Préconisant l'adoption de lois harmonisées comme moyen de faciliter les investissements dans le contexte de l'intégration régionale en Afrique, Regis Y. Simo, de l'Università Commerciale L. Bocconi en Italie, a déclaré que la diversité des lois à travers les pays d'Afrique entravait échanges commerciaux et investissements. Il a fait remarquer que l'Organisation pour l'harmonisation en Afrique du droit des affaires (OHADA) offrait un bon exemple des efforts menés sur cette voie, tout en regrettant que ceux-ci se limitent à l'Afrique francophone en raison des réticences des pays africains anglophones à y adhérer, par attachement à leur système de droit commun.
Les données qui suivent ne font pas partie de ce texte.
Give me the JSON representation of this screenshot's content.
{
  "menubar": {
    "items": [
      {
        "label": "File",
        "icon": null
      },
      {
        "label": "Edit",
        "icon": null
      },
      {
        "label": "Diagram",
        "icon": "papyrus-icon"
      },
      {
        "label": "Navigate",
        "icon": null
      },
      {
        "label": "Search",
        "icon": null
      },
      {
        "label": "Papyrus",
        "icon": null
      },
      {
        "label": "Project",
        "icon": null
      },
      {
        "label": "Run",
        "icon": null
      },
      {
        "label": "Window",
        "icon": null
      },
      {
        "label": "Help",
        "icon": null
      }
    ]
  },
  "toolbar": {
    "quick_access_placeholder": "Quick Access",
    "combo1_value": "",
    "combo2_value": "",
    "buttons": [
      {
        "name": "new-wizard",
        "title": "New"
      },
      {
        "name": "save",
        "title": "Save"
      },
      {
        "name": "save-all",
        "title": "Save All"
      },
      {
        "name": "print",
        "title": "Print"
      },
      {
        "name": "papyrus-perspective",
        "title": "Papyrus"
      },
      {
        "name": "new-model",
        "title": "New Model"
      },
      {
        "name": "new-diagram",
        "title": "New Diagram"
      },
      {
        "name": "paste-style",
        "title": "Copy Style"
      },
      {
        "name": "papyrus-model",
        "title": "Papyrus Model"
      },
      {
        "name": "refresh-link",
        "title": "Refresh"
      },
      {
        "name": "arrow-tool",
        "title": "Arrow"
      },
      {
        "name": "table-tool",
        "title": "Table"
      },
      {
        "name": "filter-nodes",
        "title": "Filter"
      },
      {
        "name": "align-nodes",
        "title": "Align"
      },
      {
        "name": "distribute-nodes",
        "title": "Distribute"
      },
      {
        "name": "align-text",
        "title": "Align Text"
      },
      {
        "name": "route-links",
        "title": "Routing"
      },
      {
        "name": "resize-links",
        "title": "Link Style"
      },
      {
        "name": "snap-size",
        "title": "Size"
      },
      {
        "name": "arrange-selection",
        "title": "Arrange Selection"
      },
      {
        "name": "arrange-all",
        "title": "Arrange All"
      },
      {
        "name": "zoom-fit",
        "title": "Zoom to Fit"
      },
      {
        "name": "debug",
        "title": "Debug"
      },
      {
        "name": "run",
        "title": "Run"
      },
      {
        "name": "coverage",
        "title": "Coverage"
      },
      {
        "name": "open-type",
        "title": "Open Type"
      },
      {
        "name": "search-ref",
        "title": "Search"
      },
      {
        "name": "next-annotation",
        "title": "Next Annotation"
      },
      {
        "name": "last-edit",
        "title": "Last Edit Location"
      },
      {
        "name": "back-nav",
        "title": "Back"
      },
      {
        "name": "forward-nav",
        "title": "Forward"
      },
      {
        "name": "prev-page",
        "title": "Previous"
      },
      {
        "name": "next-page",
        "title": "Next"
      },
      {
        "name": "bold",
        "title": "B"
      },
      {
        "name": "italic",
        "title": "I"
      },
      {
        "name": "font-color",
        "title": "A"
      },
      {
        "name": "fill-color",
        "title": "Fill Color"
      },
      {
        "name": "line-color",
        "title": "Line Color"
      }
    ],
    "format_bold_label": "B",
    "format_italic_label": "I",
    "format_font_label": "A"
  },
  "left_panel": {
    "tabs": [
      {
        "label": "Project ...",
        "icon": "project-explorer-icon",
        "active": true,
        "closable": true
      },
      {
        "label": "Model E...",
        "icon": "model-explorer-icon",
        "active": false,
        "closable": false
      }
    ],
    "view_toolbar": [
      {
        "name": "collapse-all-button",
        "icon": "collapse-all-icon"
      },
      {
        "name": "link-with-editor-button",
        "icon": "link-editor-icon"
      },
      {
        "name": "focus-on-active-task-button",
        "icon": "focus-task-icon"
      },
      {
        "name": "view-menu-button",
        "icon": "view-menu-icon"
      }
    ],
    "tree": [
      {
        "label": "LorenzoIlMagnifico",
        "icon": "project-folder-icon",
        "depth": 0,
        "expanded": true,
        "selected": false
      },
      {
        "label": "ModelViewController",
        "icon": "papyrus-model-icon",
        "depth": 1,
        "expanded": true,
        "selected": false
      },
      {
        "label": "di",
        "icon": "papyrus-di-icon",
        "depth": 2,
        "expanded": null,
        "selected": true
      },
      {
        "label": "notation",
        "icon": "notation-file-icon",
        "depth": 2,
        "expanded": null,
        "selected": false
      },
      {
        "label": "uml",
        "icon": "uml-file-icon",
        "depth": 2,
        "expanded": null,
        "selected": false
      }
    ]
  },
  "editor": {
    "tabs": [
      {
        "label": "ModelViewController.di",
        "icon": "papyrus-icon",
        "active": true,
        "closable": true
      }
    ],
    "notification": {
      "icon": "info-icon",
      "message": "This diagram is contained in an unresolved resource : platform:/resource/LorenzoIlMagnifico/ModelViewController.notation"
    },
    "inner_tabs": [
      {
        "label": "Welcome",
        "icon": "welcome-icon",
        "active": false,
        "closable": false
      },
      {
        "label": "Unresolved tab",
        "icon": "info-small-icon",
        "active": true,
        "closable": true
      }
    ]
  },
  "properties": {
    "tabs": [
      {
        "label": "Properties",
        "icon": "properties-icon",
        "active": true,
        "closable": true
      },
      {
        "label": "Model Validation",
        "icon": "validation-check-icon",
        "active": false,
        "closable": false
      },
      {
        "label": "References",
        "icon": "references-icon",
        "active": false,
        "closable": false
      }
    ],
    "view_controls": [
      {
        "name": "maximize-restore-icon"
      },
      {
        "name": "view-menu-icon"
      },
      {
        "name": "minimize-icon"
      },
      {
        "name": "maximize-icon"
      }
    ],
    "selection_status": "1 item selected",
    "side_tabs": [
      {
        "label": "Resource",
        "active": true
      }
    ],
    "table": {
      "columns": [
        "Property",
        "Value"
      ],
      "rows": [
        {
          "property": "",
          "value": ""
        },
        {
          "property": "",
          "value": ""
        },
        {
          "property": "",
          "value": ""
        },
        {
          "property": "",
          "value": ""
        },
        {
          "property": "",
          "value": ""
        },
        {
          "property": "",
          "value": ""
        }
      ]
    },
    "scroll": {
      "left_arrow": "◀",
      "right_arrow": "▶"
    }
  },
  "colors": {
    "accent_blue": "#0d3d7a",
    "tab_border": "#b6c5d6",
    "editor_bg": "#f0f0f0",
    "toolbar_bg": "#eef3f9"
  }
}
S’exprimant sur la manière dont l'Afrique du Sud gère les flux migratoires au sein de la Communauté de développement de l'Afrique australe (SADC), le professeur Christopher Changwe Nshimbi, de l'Université de Pretoria, a déclaré que les dispositions bilatérales régissant les migrations dans la région SADC n'étaient pas favorables à l'intégration régionale. L'Afrique du Sud et ses voisins ont besoin d'un cadre régional capable de  gérer les problèmes causés par les migrations de main-d’œuvre et, partant, d'ouvrir la voie à un système de gestion plus cohésif et mutuellement avantageux.
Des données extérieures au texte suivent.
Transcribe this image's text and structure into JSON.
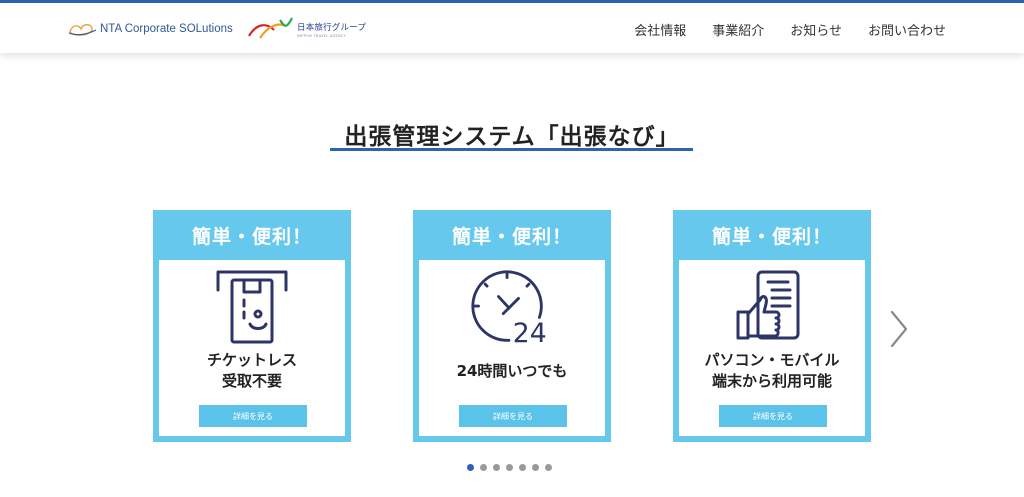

Pour Jérôme Ouédraogo, étudiant en statistique économique, l'Union économique et monétaire ouest-africaine (UEMOA) a indéniablement tiré parti des emprunts qu'elle a effectués pour gérer ses projets d'intégration, mais elle devra réduire son seuil d'emprunt à 51 % afin de pouvoir fonctionner de manière durable.

Dans son analyse historique du chemin parcouru par la Communauté de l'Afrique de l'Est (CAE) en matière d'intégration régionale, Patricia Mwithiga, de la Croix Rouge kenyane, a noté que la CAE avait fait de grands progrès depuis sa reconstitution en 2002, étant notamment parvenue à instaurer une union douanière et à mettre en œuvre un protocole de marché commun. Néanmoins, a-t-elle dit, certaines difficultés subsistent sur la voie de l'intégration, en particulier la crainte des États membres de perdre leur souveraineté, certains conflits bilatéraux, et le chevauchement des adhésions de certains pays à d’autres dispositifs régionaux.